Kia is a much different company in 2023 compared with five years ago when it focused on value vehicles with a hefty discount.
A transformative image overhaul, an emphasis on crossovers — including the three-row Telluride, which is in high demand — and more disciplined incentive spending has helped Kia change consumer perceptions, improve residual values and increase average transaction prices across its lineup, said Sean Yoon, 57, CEO of Kia North America and Kia America.
Now the U.S. unit is angling to fill its lineup with a roster of high-style, tech-forward EVs to capture the eye of young, affluent buyers.
Yoon spoke with Staff Reporter Carly Schaffner. Here are edited excerpts.
Q: There have been some changes in consumer behavior and preference over the past couple of years. In your view, how is the U.S. consumer evolving?
A: The average age of a vehicle on the road has been extended. Because of the steep increase in pricing, some customers are moving their focus to used cars or they are trying to fix their cars and extend the life of their old models. New-generation cars come with a lot of new technology, particularly related to autonomous driving and safety. Inevitably the industry will need to increase their prices, but some customers are not ready to accept that. So customers are now more split between new-car buyers and used-car buyers, and that trend will continue.
I also can see some increase in the demand for passenger cars, particularly compact cars. And some customers will lower their expectations and move from the top and middle of the line to lower trims because of the high MSRPs and high interest rates.
Do you think consumers looking for smaller sedans is a trend that will carry over into EVs?
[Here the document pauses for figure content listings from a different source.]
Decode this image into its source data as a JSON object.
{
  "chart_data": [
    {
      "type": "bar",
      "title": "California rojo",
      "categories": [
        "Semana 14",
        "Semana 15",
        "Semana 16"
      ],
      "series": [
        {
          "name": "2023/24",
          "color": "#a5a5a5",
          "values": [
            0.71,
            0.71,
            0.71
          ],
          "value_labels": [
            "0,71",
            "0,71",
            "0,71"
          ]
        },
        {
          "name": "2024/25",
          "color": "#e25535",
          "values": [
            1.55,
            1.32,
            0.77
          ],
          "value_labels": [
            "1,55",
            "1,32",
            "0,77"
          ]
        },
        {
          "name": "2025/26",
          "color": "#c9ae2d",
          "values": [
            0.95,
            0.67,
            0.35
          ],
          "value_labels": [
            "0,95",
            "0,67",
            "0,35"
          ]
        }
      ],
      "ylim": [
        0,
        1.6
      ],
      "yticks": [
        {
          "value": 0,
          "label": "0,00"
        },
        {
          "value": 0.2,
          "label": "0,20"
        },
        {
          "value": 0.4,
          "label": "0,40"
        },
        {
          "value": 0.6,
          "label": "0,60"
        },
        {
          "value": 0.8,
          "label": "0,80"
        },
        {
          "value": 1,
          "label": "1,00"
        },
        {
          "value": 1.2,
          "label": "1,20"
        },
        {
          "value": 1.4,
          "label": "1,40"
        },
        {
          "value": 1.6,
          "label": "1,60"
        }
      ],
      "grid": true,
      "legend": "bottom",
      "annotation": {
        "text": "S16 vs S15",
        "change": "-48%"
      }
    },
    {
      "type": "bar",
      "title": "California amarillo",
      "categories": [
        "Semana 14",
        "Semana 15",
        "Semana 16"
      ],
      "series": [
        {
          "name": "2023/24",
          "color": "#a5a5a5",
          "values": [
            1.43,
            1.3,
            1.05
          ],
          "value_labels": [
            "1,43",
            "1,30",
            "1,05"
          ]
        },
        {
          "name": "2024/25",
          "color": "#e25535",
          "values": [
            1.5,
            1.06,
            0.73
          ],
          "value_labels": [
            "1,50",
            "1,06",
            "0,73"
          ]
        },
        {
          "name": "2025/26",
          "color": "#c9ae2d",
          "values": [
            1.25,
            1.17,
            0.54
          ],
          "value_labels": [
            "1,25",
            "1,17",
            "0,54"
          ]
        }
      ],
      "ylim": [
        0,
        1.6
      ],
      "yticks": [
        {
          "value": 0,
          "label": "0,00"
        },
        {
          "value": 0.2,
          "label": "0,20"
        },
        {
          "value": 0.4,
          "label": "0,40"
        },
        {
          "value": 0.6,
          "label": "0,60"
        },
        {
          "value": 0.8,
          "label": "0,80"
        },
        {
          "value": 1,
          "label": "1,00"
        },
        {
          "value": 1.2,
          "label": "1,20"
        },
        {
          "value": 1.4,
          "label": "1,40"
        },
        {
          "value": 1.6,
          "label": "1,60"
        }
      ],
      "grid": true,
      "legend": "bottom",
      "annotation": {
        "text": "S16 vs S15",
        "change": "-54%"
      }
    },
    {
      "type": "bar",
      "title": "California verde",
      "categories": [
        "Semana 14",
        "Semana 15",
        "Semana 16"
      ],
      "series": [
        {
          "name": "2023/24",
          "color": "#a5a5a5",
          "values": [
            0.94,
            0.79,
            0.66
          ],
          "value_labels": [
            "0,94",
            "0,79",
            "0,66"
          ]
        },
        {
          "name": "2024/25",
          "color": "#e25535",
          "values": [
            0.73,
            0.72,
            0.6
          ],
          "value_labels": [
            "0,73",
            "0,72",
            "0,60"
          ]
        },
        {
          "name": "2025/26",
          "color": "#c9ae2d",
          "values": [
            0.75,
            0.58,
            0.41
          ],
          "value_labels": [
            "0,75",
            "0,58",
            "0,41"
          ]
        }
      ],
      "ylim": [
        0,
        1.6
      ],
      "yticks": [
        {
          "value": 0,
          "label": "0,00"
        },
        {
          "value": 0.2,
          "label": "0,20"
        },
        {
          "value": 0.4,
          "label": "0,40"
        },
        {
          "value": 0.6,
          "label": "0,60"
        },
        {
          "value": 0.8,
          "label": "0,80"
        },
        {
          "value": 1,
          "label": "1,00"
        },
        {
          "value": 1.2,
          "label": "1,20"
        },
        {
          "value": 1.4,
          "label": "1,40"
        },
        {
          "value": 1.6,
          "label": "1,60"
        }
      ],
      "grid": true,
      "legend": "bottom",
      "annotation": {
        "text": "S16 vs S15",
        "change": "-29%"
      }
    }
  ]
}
SUVs account for 80 percent U.S. demand, and just 20 percent are passenger cars. This will carry over into the EVs. My expectation is a growth in the passenger car portion because of a better all-electric range and price. The U.S. has not developed enough charging network all over the country, and usage of EVs will be constrained because of all-electric [battery] range and charging availability. So I think the sales mix of passenger cars in the EV market will be higher than in gasoline engine vehicles.